O Marco Temporal é uma tese que propõe que os povos indígenas somente tenham direito às terras que estavam ocupadas por eles na data de promulgação da Constituição Federal, em 5 de outubro de 1988. Como sempre, o objetivo é restringir sistematicamente o direito dos povos indígenas às suas terras, especialmente em regiões onde ocorreram processos de expulsão ou remoção forçada devido à expansão da fronteira agropecuária. O Marco Temporal beneficia, principalmente, o agronegócio e outros setores que visam explorar os territórios tradicionais.

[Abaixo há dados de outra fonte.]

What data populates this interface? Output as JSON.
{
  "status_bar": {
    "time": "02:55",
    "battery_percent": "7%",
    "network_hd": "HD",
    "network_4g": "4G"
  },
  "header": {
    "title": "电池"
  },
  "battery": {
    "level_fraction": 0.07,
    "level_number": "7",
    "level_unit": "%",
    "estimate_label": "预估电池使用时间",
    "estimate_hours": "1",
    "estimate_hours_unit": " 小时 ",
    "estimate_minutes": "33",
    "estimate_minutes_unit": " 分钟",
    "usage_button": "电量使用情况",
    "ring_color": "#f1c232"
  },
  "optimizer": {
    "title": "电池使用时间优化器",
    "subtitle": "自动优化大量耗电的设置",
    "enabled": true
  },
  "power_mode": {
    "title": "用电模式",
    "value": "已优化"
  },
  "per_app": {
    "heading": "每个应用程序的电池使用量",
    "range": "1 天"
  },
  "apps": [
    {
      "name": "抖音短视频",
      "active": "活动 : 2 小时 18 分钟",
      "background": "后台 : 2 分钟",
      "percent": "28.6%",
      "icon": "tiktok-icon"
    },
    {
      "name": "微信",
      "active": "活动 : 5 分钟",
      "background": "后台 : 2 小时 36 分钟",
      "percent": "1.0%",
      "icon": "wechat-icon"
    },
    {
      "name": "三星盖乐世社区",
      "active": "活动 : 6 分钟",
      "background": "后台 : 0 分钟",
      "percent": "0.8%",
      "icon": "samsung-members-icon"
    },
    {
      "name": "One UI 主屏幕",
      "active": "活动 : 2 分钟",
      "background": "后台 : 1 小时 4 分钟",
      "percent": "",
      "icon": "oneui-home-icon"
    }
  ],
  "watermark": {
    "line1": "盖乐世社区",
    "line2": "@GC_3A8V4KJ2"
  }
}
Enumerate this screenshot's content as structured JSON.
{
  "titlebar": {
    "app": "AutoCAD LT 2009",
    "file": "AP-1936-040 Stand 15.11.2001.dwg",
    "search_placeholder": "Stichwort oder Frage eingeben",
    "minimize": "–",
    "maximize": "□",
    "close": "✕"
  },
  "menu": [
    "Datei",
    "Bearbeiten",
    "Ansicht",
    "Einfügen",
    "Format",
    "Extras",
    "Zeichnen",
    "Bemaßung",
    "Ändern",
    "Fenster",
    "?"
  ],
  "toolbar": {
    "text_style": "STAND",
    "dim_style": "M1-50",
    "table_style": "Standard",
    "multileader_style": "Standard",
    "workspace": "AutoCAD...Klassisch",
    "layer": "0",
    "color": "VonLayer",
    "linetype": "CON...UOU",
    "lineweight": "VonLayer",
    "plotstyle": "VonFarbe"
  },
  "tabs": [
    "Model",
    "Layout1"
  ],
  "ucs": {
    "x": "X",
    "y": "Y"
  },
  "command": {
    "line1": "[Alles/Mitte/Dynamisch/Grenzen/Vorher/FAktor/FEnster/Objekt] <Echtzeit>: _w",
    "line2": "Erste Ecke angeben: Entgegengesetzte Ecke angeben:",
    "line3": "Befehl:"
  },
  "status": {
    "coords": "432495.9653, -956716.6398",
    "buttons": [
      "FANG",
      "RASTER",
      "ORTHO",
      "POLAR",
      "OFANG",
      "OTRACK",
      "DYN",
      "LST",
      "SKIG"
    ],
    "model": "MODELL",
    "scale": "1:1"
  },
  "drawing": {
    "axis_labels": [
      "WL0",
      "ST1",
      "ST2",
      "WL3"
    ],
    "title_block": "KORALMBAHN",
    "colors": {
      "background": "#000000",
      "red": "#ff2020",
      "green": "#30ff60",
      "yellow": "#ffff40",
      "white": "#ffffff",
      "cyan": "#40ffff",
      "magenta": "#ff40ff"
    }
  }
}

Diversos juristas, especialistas e estudiosos do Direito, no entanto, afirmam que essa ideia é inconstitucional. Em seu artigo 231, a Constituição Federal estabelece que os direitos indígenas são “direitos originários”, ou seja, são anteriores à própria formação do Estado brasileiro. Portanto, não é pertinente discutir a imposição de uma data ou período temporal específico para sua validação.

O que é uma terra indígena?

Uma terra indígena, conforme definido pela Constituição Federal de 1988, é um território de ocupação tradicional destinado aos povos indígenas. Considerados bens da União, esses territórios conferem às populações originárias o reconhecimento da posse permanente e o usufruto exclusivo das riquezas do solo, dos rios e dos lagos ali existentes. 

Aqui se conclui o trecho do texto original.